After a summer in flux, Glenwood Springs High School decided to resume online classes for fall. They follow a virtual bell schedule, with 15 minute “passing periods” between classes before students and teachers log on for their next lesson. Gruber said that the online format has been particularly challenging for music instructors.
“Because of the audio limitations, I can’t hear the students sing,” she said. “If I’m trying to present something, I can’t have a shared page and an audio file going at the same time.”
Since the start of the school year, she said her average class size is down. Students who are marginally attached to arts programs have dropped them altogether from their schedules, and unreliable internet access has been a deterrent for others. It’s been an unprecedented challenge for all teachers, but arts and music teachers have unique limitations.
“Ordinarily, teachers will come and ask you a question, and you look back on your 20, 30 or 40 years experience and there’s probably some events or experiences that you can say, ‘well, this would be a good way to do it,” said Glenwood Springs High School’s Principal Paul Freeman. “And I was thinking, ‘I just don’t know how you can do this.’”
He says that teachers have been resourceful, though. For example, art teachers sent home boxes of clay with video tutorials for pottery class. Gruber sits down at her piano for classes each day, and has students mute themselves so they can sing along on their own. Varsity choir member Jillian Bray said that’s been helpful in her development as a musician.
“Most people, especially with singing, are very conscious of their voices, so, being able to sing at your full volume, while not having to be self conscious is so comforting and it allows you to grow even more,” she said.
Bray added that her family has enjoyed hearing her practice more often around the house, and that online learning has created more one-on-one opportunities to ask teachers questions. Fellow varsity choir member Jary Martinez said that the most important thing right now is staying in touch with music, regardless of the challenges.
“Choir is one of my favorites, it has always been the class that fulfills my happiness at school,” he said. “Since we’ve had to switch it to virtual learning it’s like, that happiness is still there, but it’s a little harder now.”

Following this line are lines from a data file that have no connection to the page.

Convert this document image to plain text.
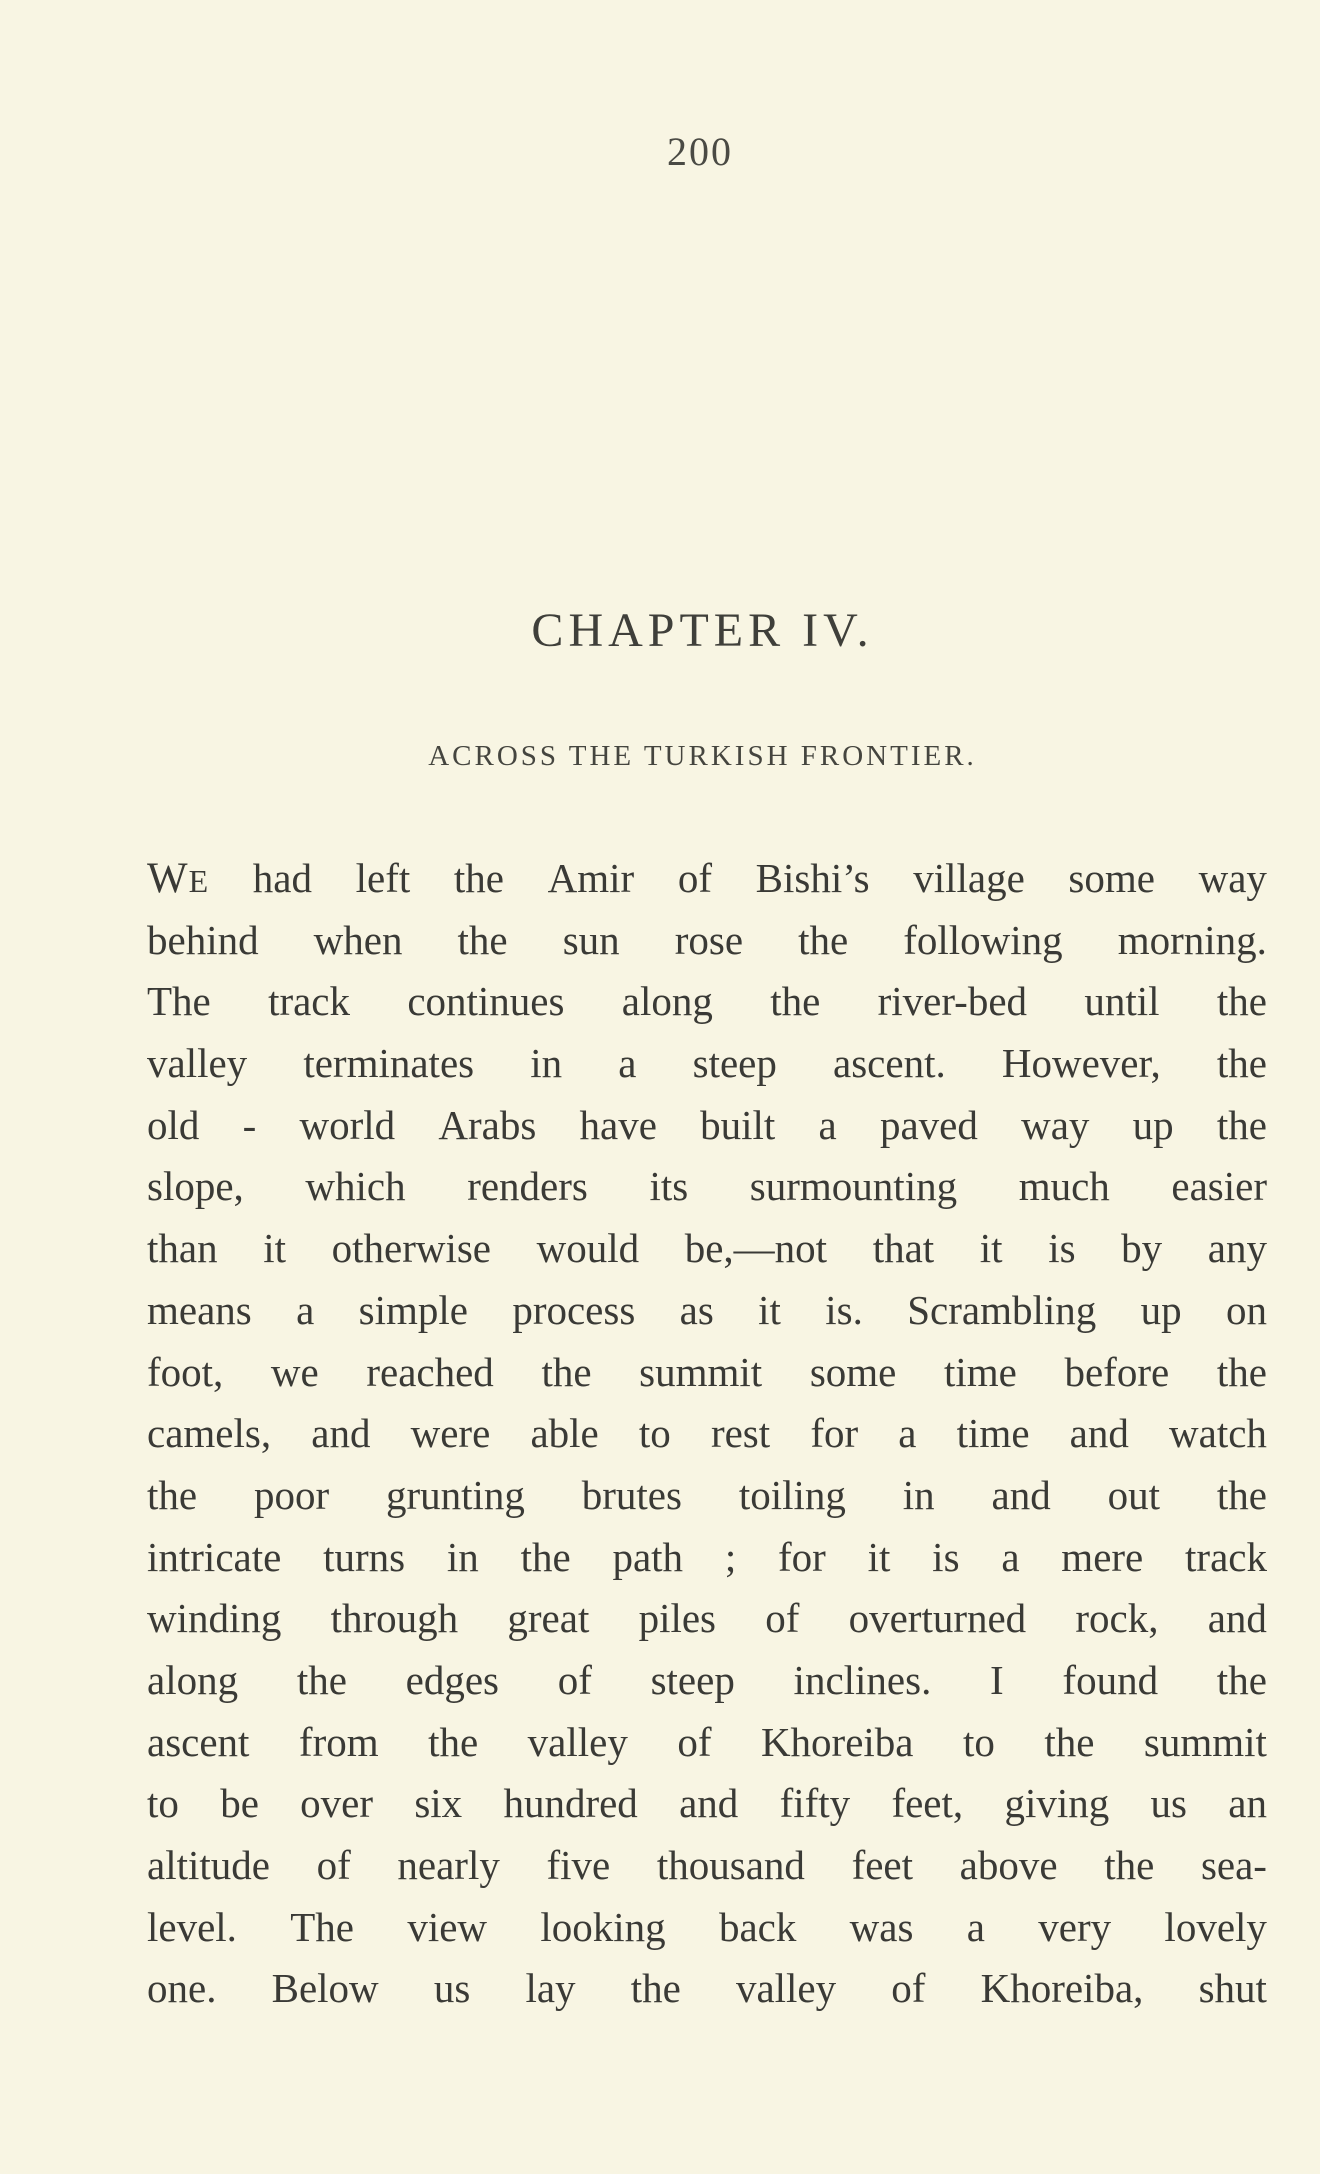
200
CHAPTER IV.
ACROSS THE TURKISH FRONTIER.
WE had left the Amir of Bishi’s village some way
behind when the sun rose the following morning.
The track continues along the river-bed until the
valley terminates in a steep ascent. However, the
old - world Arabs have built a paved way up the
slope, which renders its surmounting much easier
than it otherwise would be,—not that it is by any
means a simple process as it is. Scrambling up on
foot, we reached the summit some time before the
camels, and were able to rest for a time and watch
the poor grunting brutes toiling in and out the
intricate turns in the path ; for it is a mere track
winding through great piles of overturned rock, and
along the edges of steep inclines. I found the
ascent from the valley of Khoreiba to the summit
to be over six hundred and fifty feet, giving us an
altitude of nearly five thousand feet above the sea-
level. The view looking back was a very lovely
one. Below us lay the valley of Khoreiba, shut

That’s what Gruber says she spent her summer break thinking about—how to give kids a creative outlet during tough times.
“I was presented with an opportunity and a challenge to become a better teacher,” she said. “(I) spent the summer reflecting on my career and what my responsibility really is as an educator, but also as someone who inspires art and tries to ignite talent and passion in students.”
Gruber said there’s lots of unknowns for teachers like her as schools try to navigate back to in-person classes. She doesn’t know whether her students will be able to sing with masks, or if there’s even a way her classes can safely sing in-person. She added that arts and music teachers are also concerned that future funding cuts might affect their classes.
Students, for their part, are just happy to be back, and some, like Jillian Bray point out that—virtual or not—the show must go on.
“I’m just really hoping that everyone else sees that it’s not the end of the world,” Bray said. “Just know that there’s always a way to be able to do something and as long as you’re willing to do it and lean on others and put your brains together to figure it out, you can really do anything.”
Even if that something is finding perfect pitch through a computer screen.